In the song, an Appalachian farmer loses his home on Whitetop Mountain and at one point wonders, “When will they say you can’t eat money? When will they know you can’t drink gold? There is no cure for the greedy sickness, if you can’t see heaven down below.”
Rouse’s favorite from the album, “Detour Road,” is an up-tempo “rocking chair” tune that encourages listeners to opt for love and peace instead of hate every time they come to that “wishbone in life’s highway.”
“It’s a lyrical jug band folk song version of Jesus’ teachings,” Rouse, a lifelong Quaker, told NCR.
Teaching basic concepts of ecology and earth spirituality through music has been a major career turnaround from where Rouse was in 1986 -- working in Nashville creating songs for recording artists. But that job deteriorated into hollowness as she grew tired of finding new ways to write the same lyrics lamenting heartbreak.

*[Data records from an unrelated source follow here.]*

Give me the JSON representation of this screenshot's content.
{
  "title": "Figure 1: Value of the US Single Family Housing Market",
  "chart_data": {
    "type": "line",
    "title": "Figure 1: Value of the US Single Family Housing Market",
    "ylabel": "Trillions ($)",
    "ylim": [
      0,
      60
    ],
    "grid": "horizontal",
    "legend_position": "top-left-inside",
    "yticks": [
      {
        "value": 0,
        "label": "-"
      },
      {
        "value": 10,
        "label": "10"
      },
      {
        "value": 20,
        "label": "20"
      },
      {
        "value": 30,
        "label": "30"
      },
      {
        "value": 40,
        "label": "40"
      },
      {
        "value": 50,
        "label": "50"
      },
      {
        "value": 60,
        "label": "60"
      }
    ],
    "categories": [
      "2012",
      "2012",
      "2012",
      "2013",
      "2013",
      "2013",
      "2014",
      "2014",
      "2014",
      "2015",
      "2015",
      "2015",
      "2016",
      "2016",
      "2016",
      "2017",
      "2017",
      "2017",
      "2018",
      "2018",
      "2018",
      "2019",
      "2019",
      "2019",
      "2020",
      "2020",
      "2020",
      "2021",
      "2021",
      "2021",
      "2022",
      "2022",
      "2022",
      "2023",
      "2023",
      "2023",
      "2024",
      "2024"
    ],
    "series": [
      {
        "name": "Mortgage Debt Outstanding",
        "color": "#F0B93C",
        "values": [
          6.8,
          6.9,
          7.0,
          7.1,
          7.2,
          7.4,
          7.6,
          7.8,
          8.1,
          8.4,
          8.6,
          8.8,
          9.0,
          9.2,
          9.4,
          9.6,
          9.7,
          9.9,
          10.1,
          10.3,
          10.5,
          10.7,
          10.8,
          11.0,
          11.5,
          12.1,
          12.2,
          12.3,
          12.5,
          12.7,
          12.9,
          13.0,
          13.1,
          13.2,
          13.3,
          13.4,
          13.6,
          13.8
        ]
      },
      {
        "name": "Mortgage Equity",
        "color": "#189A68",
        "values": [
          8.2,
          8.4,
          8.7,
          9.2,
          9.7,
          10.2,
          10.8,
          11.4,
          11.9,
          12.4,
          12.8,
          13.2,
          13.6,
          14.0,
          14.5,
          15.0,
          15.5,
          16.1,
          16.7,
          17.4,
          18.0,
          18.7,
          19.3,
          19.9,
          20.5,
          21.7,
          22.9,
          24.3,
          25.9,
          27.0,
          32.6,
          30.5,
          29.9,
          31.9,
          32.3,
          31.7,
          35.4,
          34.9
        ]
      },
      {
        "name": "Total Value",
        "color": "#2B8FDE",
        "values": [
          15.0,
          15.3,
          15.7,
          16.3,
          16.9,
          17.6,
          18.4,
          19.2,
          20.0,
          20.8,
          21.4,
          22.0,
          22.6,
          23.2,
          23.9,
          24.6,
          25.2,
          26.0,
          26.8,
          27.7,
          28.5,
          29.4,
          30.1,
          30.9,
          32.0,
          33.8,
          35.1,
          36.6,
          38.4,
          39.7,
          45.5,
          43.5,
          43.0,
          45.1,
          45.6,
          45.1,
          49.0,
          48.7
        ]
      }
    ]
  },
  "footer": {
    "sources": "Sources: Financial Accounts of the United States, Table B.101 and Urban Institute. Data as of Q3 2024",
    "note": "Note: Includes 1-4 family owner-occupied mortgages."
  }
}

Music had been her “first language,” from childhood, but Rouse’s soul cried out for depth and meaning. Meditation at her Quaker meeting house unearthed memories from childhood, of life in Iowa on her family farm where “I meandered by the creek and made up little poems while I brought the cows home.” The poems soon turned into tunes as Rouse had begun by age three playing songs by ear on the piano.
Earthly songwriting happened by chance. As Rouse prepared a talk on recycling for her son’s kindergarten class, a song emerged: “Less Is More.”
When she shared it with a musical co-worker, the feedback was an appreciative “keep on writing.” And she did. Soon afterward, Rouse enrolled in a masters’ program in earth literacy at St. Mary of the Woods College, in Saint Mary of the Woods, Ind.
The program was like coming home to her soul.
Once let loose, the creativity flowed like a rushing river. In 1995 her song “Standing on the Shoulders” was tapped as the theme song for the 75th anniversary of women’s suffrage in Washington, D.C.
Rouse’s music has taken her into venues across the United States, frequently into Catholic settings. In April, she spent a week as artist-in-residence at St. Edmund Catholic School, in Eunice, La. She sang with grade school and high school students in their classrooms, talked about living green and conducted a song writing workshop.
“They loved it and talked about it for weeks,” said Sr. Joel Miller, a member of the Marianites of Holy Cross.
Outside the school, Rouse held a sing-along at the local Marianites of Holy Cross nursing home and staged a city concert, with students singing and donning costumes for several songs.
At one point, Rouse “even went crawfishing while she was here,” Miller said.
No doubt at any ensuing crawfish broils, Earth Mama sang a song encouraging all to compost the discarded shells.